"Find a Window": Still, there is no way to maintain the spatial consistency of a window. And Alt+Tab/`/Hovering on dock icon etc simply add another layer of complexity.
There's inherent complexity and accidental complexity. You want to minimize the latter, and streamline the former. Not being able to access a window because it's obscured by other windows is inherent complexity -- you obscured the window on purpose.
Your argument is that the best means of identifying a window is based on its "spatial consistency," but that ignores that you can, for good or bad, put a window entirely over the top of another one, maintaining a "z-index." In other words, there is no "spatial consistency" in two dimensions. Sure, says Windows Aero, so just stack them isometrically. Which is nice, and works, but it doesn't cover the case of minimized windows (or hidden windows, or alternate desktops, or anything else that can't be described "spatially"). Basically, Windows ignores some of the inherent complexity, requiring that you change the state of some windows prior to making them drop targets. Which is fine. But not the way I prefer to use my desktop.
Your complaint is that OSx takes the inherently complex task of identifying a window and gave you several orthogonal techniques to manage it (none of which is complex in its own right). Want to see your non-minimized or hidden windows tiled? Use one of the Expose methods (for an application, for a space or across all spaces). Want to target an application, including minimized or hidden windows? Hover the dock icon. Want to target a specific window in the context of the application? Use cmd-tab/`.
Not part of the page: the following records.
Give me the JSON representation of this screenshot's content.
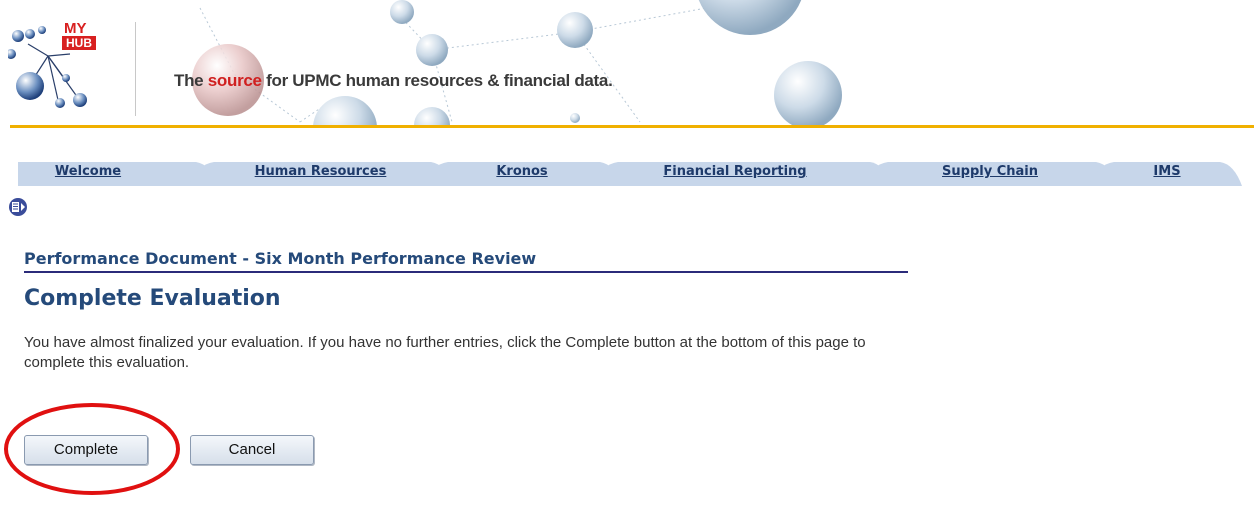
{
  "header": {
    "logo_my": "MY",
    "logo_hub": "HUB",
    "tagline_prefix": "The ",
    "tagline_highlight": "source",
    "tagline_suffix": " for UPMC human resources & financial data."
  },
  "tabs": [
    {
      "label": "Welcome"
    },
    {
      "label": "Human Resources"
    },
    {
      "label": "Kronos"
    },
    {
      "label": "Financial Reporting"
    },
    {
      "label": "Supply Chain"
    },
    {
      "label": "IMS"
    }
  ],
  "content": {
    "document_title": "Performance Document - Six Month Performance Review",
    "page_title": "Complete Evaluation",
    "instructions": "You have almost finalized your evaluation. If you have no further entries, click the Complete button at the bottom of this page to complete this evaluation."
  },
  "buttons": {
    "complete": "Complete",
    "cancel": "Cancel"
  },
  "colors": {
    "accent_gold": "#f0b000",
    "tab_blue": "#c7d6ea",
    "heading_blue": "#254a7a",
    "highlight_red": "#e01010"
  },
  "icons": {
    "nav": "menu-collapse-icon"
  }
}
"Timestamp": Talking about 80/20 rules.
So let me ask you -- you store photos from 2004 on a disk. When you copy them from the disk, what should the create date be -- date of creation (2004), or date of the copy operation (2010)?
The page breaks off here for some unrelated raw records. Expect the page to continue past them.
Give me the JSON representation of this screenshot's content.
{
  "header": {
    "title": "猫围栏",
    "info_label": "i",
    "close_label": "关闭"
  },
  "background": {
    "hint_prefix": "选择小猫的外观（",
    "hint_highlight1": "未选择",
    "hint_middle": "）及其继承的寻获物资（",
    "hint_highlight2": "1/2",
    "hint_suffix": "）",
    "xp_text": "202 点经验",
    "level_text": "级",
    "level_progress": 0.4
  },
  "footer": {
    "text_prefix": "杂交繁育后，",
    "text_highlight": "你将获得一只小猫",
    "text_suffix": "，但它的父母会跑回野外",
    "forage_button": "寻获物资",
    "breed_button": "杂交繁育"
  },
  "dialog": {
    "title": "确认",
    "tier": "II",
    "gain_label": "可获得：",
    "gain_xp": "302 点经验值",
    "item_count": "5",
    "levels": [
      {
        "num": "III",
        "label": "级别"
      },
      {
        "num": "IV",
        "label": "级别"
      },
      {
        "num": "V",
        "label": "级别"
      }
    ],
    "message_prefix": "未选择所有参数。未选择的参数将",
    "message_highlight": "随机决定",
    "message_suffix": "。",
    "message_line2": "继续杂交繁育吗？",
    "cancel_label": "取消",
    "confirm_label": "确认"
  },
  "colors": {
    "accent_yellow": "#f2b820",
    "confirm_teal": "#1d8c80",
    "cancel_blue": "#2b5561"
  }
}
Why is downloading special? You're preserving dates on a copy. That's not 80/20.
"Copy/Cut/Paste": I guess normal users won't think about the "copy of the content" or "copy of the reference" (same for Cut). We only want to move a file from a place to another..., and in an unbroken workflow.
What's unbroken -- changing the meaning of the operation (cut sometimes means "place the full contents in memory and remove them" and sometimes means "grey the file and then when I say paste, copy it and delete it) or considering two completely different operations as .. gasp .. two completely different operations?
By the way, I'm really disgusted by the spring-loaded folder feature, because blah blah I suck at mousing.
CMD-Z. God.
Reminding me about "The Emperor's New Clothes" - only the smart ones can see it; those who don't see it are hopelessly stupid.
Except that the "new" functionality here has been in place for ten years or longer. The "smart ones" are making expectations based on their experiences with a foreign system they abandoned specifically because it wasn't "smart."
TL;DR: please stop acting like you're a systems engineer when you're barely competent to use the system in the first place.